The Food and Drug Administration just announced plans to not allow over-the-counter sales of the “morning-after” pill, Plan B.
The move surprised physicians and many groups of advocates for women’s health, who have said the pill would prevent abortions and greatly reduce unplanned pregnancies.
In a statement on the HHS website, the Secretary of HHS, Kathleen Sibelius, said, “It is common knowledge that there are significant cognitive and behavioral differences between older adolescent girls and the youngest girls of reproductive age.” It appears her rationale for denying OTC status to Plan B is that a young woman might not understand just how the pill works or what its effect would be on her body.

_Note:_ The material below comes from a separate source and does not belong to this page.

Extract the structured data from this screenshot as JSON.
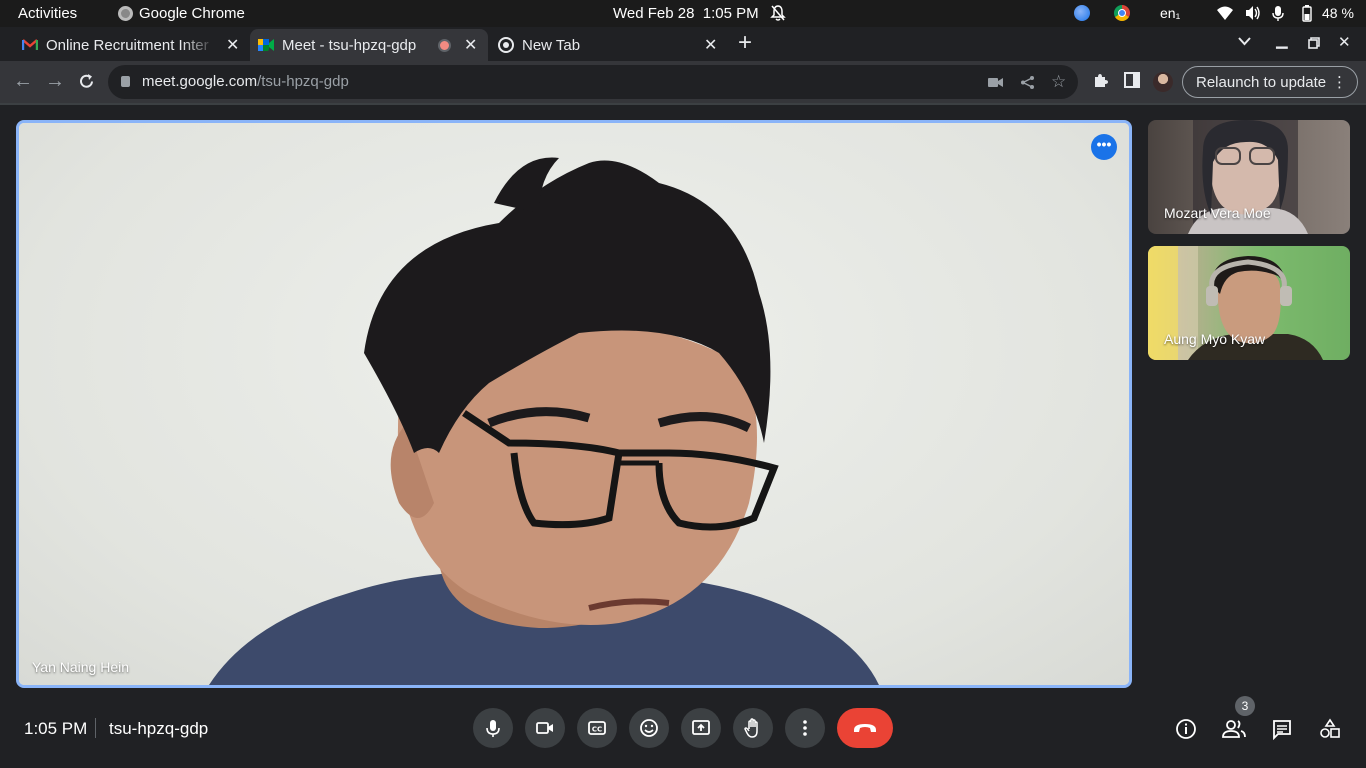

Like any drug, the morning-after pill has risks–of course, so do many over-the-counter medications people often take without thinking, such as Tylenol and its risks to the kidneys, or non-steroidal anti-inflammatory drugs (NSAIDs) like Ibuprofen and naproxen sodium, which cause intestinal inflammation and bleeding in the gastrointestinal tract.
So are the side effects and possible health risks of Plan B worse than the risks of pregnancy to a teenage girl who may be afraid to tell her parents she’s had sex? Maybe you have to have been a teenage girl once to understand that, but of course one would assume Secretary Sibelius was once a teenager too.